Students observed the animals and noted how cute they are despite their comparable behaviors.

On social media people are sharing that they keep lemurs and other animals, like bush babies as pets. Student, Sonia Moore believes that it is dangerous and unhealthy to keep these animals as pets. 

“Well for one, I’m pretty sure the people buying lemurs as pets are not as smart as the lemurs themselves. Well that and they’re very territorial… They see you as lemurs then they’ll try to fight with you,” says Moore. 

Moore enjoyed noticing the active behavior of the ring-tailed lemur and declared it as her favorite from the collection of lemurs.

Hayden Deans, another student in the Animal Behavior course believes that all students can benefit from visiting the lemur exhibit, regardless of if they are enrolled in the sciences.

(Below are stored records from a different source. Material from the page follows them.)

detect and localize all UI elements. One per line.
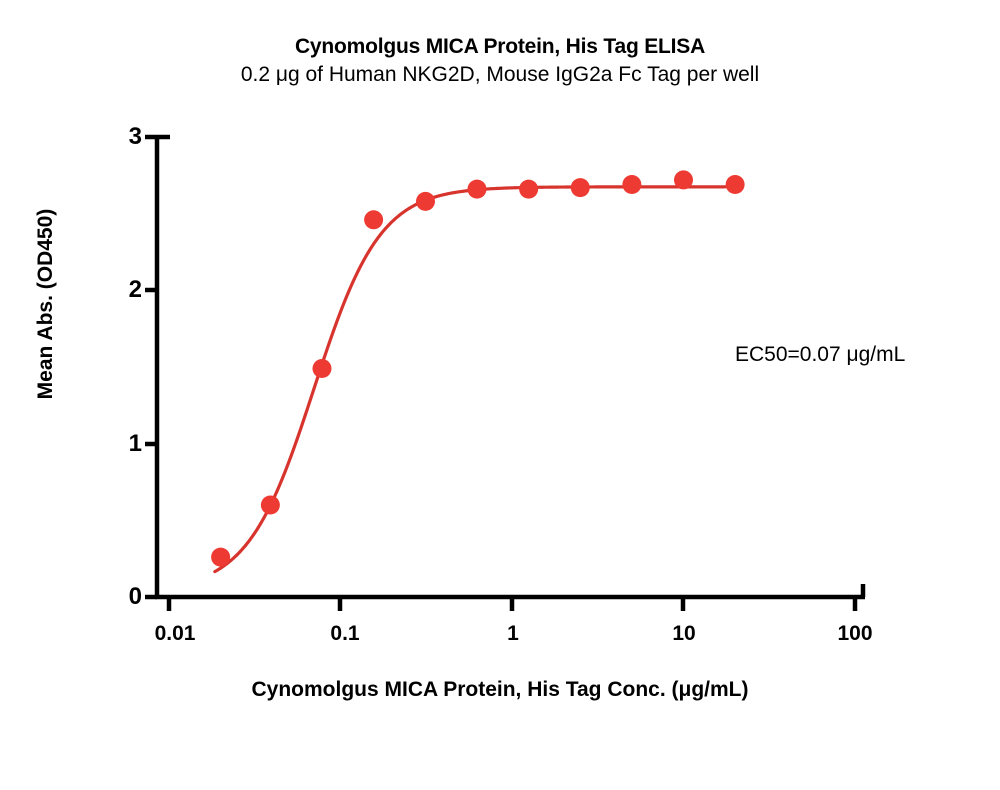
- data-point: [261, 496, 280, 515]
- elisa-chart-figure: Cynomolgus MICA Protein, His Tag ELISA 0…: [0, 0, 1000, 790]
- data-point: [519, 180, 538, 199]
- axes: [155, 135, 865, 599]
- fit-curve: [215, 187, 741, 572]
- data-point-markers: [211, 170, 745, 566]
- data-point: [726, 175, 745, 194]
- data-point: [467, 180, 486, 199]
- plot-area: [0, 0, 1000, 790]
- data-point: [312, 359, 331, 378]
- data-point: [211, 548, 230, 567]
- data-point: [674, 170, 693, 189]
- data-point: [416, 192, 435, 211]
- data-point: [571, 178, 590, 197]
- data-point: [364, 210, 383, 229]
- data-point: [622, 175, 641, 194]
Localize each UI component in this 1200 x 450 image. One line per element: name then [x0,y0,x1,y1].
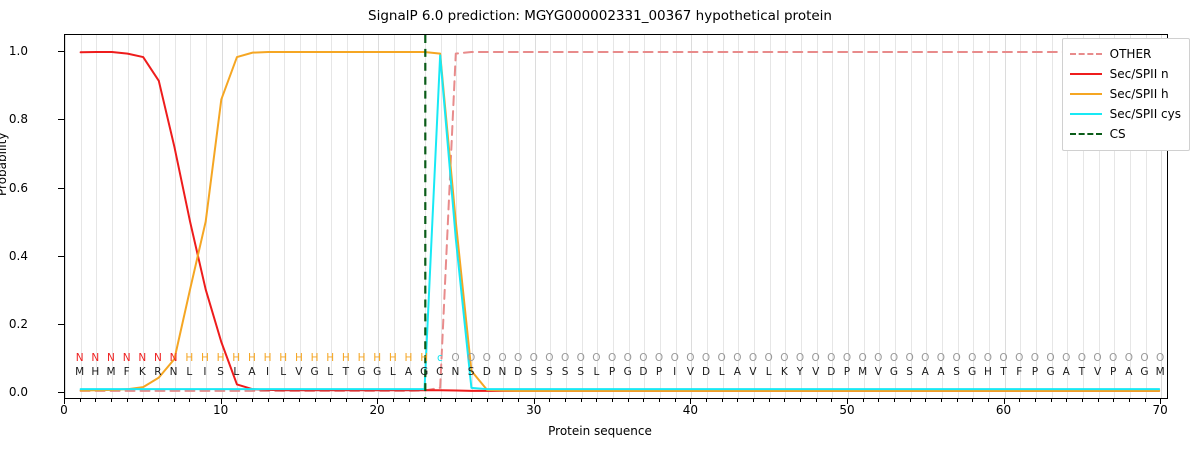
x-tick-mark [1145,399,1146,402]
x-tick-mark [612,399,613,402]
region-label: O [1031,352,1039,364]
region-label: H [420,352,428,364]
region-label: O [1046,352,1054,364]
residue-label: V [687,366,694,378]
chart-title: SignalP 6.0 prediction: MGYG000002331_00… [0,8,1200,24]
region-label: H [185,352,193,364]
y-axis-label: Probability [0,133,9,196]
region-label: H [389,352,397,364]
x-tick-mark [1066,399,1067,402]
region-label: O [592,352,600,364]
region-label: O [843,352,851,364]
residue-label: A [937,366,944,378]
residue-label: L [327,366,333,378]
residue-label: P [656,366,662,378]
x-tick-mark [268,399,269,402]
x-tick-mark [330,399,331,402]
legend-item[interactable]: Sec/SPII n [1070,64,1181,84]
residue-label: G [624,366,632,378]
residue-label: A [1063,366,1070,378]
residue-label: S [906,366,913,378]
x-tick-mark [393,399,394,402]
region-label: O [451,352,459,364]
x-tick-mark [706,399,707,402]
region-label: O [686,352,694,364]
residue-label: D [514,366,522,378]
region-label: O [718,352,726,364]
residue-label: A [1125,366,1132,378]
legend-item[interactable]: Sec/SPII cys [1070,104,1181,124]
x-tick-mark [831,399,832,402]
residue-label: G [310,366,318,378]
region-label: O [749,352,757,364]
x-tick-mark [455,399,456,402]
region-label: O [608,352,616,364]
x-tick-mark [769,399,770,402]
region-label: c [437,352,443,364]
x-tick-mark [174,399,175,402]
series-line [81,52,1160,391]
series-line [81,52,1160,391]
region-label: O [733,352,741,364]
series-line [81,55,1160,389]
region-label: O [655,352,663,364]
legend-label: CS [1110,127,1126,141]
x-tick-mark [565,399,566,402]
residue-label: P [1032,366,1038,378]
residue-label: D [483,366,491,378]
legend[interactable]: OTHERSec/SPII nSec/SPII hSec/SPII cysCS [1062,38,1190,151]
region-label: H [326,352,334,364]
x-tick-mark [659,399,660,402]
residue-label: S [217,366,224,378]
x-tick-mark [925,399,926,402]
x-tick-mark [957,399,958,402]
region-label: N [91,352,99,364]
residue-label: L [593,366,599,378]
x-tick-mark [675,399,676,402]
residue-label: M [858,366,867,378]
x-tick-mark [816,399,817,402]
region-label: H [311,352,319,364]
residue-label: V [295,366,302,378]
x-tick-mark [1098,399,1099,402]
plot-area [64,34,1168,399]
x-tick-mark [362,399,363,402]
x-tick-mark [1035,399,1036,402]
legend-item[interactable]: CS [1070,124,1181,144]
residue-label: S [530,366,537,378]
x-tick-mark [158,399,159,402]
region-label: H [342,352,350,364]
x-tick-label: 0 [60,403,68,417]
x-tick-label: 30 [526,403,541,417]
x-tick-mark [628,399,629,402]
region-label: O [561,352,569,364]
y-tick-label: 0.4 [9,249,28,263]
x-tick-mark [518,399,519,402]
residue-label: G [420,366,428,378]
region-label: O [1109,352,1117,364]
residue-label: P [1110,366,1116,378]
legend-swatch-icon [1070,128,1102,140]
region-label: O [577,352,585,364]
y-tick-label: 0.6 [9,181,28,195]
residue-label: V [875,366,882,378]
residue-label: I [266,366,269,378]
residue-label: S [562,366,569,378]
residue-label: D [702,366,710,378]
residue-label: L [186,366,192,378]
x-tick-mark [1019,399,1020,402]
region-label: O [827,352,835,364]
residue-label: M [1156,366,1165,378]
region-label: O [858,352,866,364]
region-label: O [1140,352,1148,364]
x-tick-mark [1113,399,1114,402]
region-label: O [780,352,788,364]
residue-label: I [203,366,206,378]
region-label: O [812,352,820,364]
region-label: O [467,352,475,364]
x-tick-mark [581,399,582,402]
region-label: O [952,352,960,364]
legend-swatch-icon [1070,48,1102,60]
residue-label: P [609,366,615,378]
x-tick-mark [409,399,410,402]
residue-label: S [577,366,584,378]
x-tick-mark [972,399,973,402]
region-label: O [639,352,647,364]
residue-label: D [639,366,647,378]
residue-label: S [546,366,553,378]
region-label: H [232,352,240,364]
x-tick-mark [111,399,112,402]
x-tick-mark [1082,399,1083,402]
residue-label: T [343,366,349,378]
region-label: O [937,352,945,364]
region-label: H [248,352,256,364]
region-label: O [514,352,522,364]
region-label: O [545,352,553,364]
region-label: O [984,352,992,364]
x-tick-mark [252,399,253,402]
x-tick-label: 10 [213,403,228,417]
x-tick-mark [878,399,879,402]
x-tick-mark [142,399,143,402]
x-tick-mark [1051,399,1052,402]
region-label: O [498,352,506,364]
region-label: H [279,352,287,364]
region-label: O [1093,352,1101,364]
region-label: H [358,352,366,364]
region-label: O [890,352,898,364]
x-tick-label: 20 [370,403,385,417]
x-tick-mark [737,399,738,402]
x-tick-mark [205,399,206,402]
region-label: O [702,352,710,364]
residue-label: G [890,366,898,378]
residue-label: K [781,366,788,378]
x-tick-mark [299,399,300,402]
x-tick-mark [784,399,785,402]
region-label: N [123,352,131,364]
x-tick-mark [80,399,81,402]
sequence-row: MHMFKRNLISLAILVGLTGGLAGCNSDNDSSSSLPGDPIV… [0,366,1200,380]
region-label: O [1062,352,1070,364]
residue-label: P [844,366,850,378]
residue-label: T [1079,366,1085,378]
region-label: O [765,352,773,364]
x-tick-mark [346,399,347,402]
region-label: O [671,352,679,364]
x-tick-mark [863,399,864,402]
region-label: H [201,352,209,364]
region-label: O [874,352,882,364]
residue-label: G [373,366,381,378]
x-tick-mark [95,399,96,402]
residue-label: G [357,366,365,378]
legend-swatch-icon [1070,68,1102,80]
region-label: O [1015,352,1023,364]
residue-label: G [1140,366,1148,378]
x-tick-label: 70 [1153,403,1168,417]
residue-label: M [75,366,84,378]
x-tick-mark [471,399,472,402]
region-label: H [295,352,303,364]
x-tick-mark [941,399,942,402]
x-tick-mark [596,399,597,402]
x-tick-mark [127,399,128,402]
region-label: H [217,352,225,364]
legend-item[interactable]: OTHER [1070,44,1181,64]
region-label: N [76,352,84,364]
series-lines [65,35,1167,398]
x-tick-mark [643,399,644,402]
residue-label: A [734,366,741,378]
region-label: O [624,352,632,364]
region-annotation-row: NNNNNNNHHHHHHHHHHHHHHHHcOOOOOOOOOOOOOOOO… [0,352,1200,366]
residue-label: L [719,366,725,378]
region-label: O [968,352,976,364]
x-tick-mark [1129,399,1130,402]
region-label: O [999,352,1007,364]
residue-label: F [124,366,130,378]
x-tick-label: 40 [683,403,698,417]
region-label: N [154,352,162,364]
residue-label: Y [797,366,803,378]
x-tick-label: 50 [839,403,854,417]
x-tick-mark [487,399,488,402]
x-tick-mark [440,399,441,402]
region-label: N [170,352,178,364]
x-tick-mark [910,399,911,402]
residue-label: C [436,366,443,378]
x-tick-mark [283,399,284,402]
residue-label: N [499,366,507,378]
legend-label: Sec/SPII n [1110,67,1169,81]
x-tick-label: 60 [996,403,1011,417]
residue-label: M [106,366,115,378]
x-axis-label: Protein sequence [0,424,1200,438]
residue-label: T [1000,366,1006,378]
legend-swatch-icon [1070,88,1102,100]
region-label: O [905,352,913,364]
residue-label: N [170,366,178,378]
y-tick-label: 0.8 [9,112,28,126]
x-tick-mark [424,399,425,402]
legend-label: Sec/SPII cys [1110,107,1181,121]
region-label: H [405,352,413,364]
x-tick-mark [236,399,237,402]
x-tick-mark [189,399,190,402]
residue-label: K [139,366,146,378]
region-label: O [1156,352,1164,364]
residue-label: G [968,366,976,378]
residue-label: F [1016,366,1022,378]
region-label: N [107,352,115,364]
region-label: O [530,352,538,364]
region-label: O [796,352,804,364]
x-tick-mark [894,399,895,402]
x-tick-mark [549,399,550,402]
y-tick-label: 1.0 [9,44,28,58]
region-label: H [264,352,272,364]
x-tick-mark [502,399,503,402]
legend-item[interactable]: Sec/SPII h [1070,84,1181,104]
legend-label: Sec/SPII h [1110,87,1169,101]
residue-label: I [673,366,676,378]
region-label: O [1078,352,1086,364]
region-label: O [1125,352,1133,364]
series-line [81,52,1160,391]
residue-label: L [280,366,286,378]
residue-label: H [984,366,992,378]
residue-label: A [405,366,412,378]
residue-label: R [154,366,161,378]
region-label: H [373,352,381,364]
x-tick-mark [800,399,801,402]
residue-label: A [922,366,929,378]
legend-swatch-icon [1070,108,1102,120]
residue-label: S [468,366,475,378]
residue-label: D [827,366,835,378]
residue-label: H [91,366,99,378]
residue-label: V [812,366,819,378]
region-label: N [138,352,146,364]
legend-label: OTHER [1110,47,1152,61]
residue-label: S [953,366,960,378]
x-tick-mark [988,399,989,402]
residue-label: L [390,366,396,378]
region-label: O [921,352,929,364]
region-label: O [483,352,491,364]
x-tick-mark [315,399,316,402]
residue-label: V [1094,366,1101,378]
residue-label: G [1046,366,1054,378]
y-tick-label: 0.0 [9,385,28,399]
x-tick-mark [722,399,723,402]
x-tick-mark [753,399,754,402]
residue-label: V [749,366,756,378]
residue-label: L [766,366,772,378]
y-tick-label: 0.2 [9,317,28,331]
residue-label: L [233,366,239,378]
residue-label: N [452,366,460,378]
residue-label: A [248,366,255,378]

“They are really cool to see, they’re not something you can just walk around and see day-to-day, or really walk anywhere around America and see. So I think it’s a really unique experience,” says Dean.  

Dean admired the community influence of Ring-tailed lemurs and the way they travel in large groups. 

In addition to the ring-tailed lemur, students were also able to see the Fat-tailed Dwarf lemur, Mohol bushbaby and the Mouse lemur all of which are nocturnal. 

The nocturnal lemurs are kept in a red-lit, quiet room where the lemurs are kept behind a shade that is handled by a tour guide. 

The red light is used to make the lemurs more comfortable when they were being viewed during the day. 
Currently the Duke Lemur Center is doing research on Mouse lemurs as they have similar neurological disorders of Alzheimer’s disease and dementia, which is common in older humans.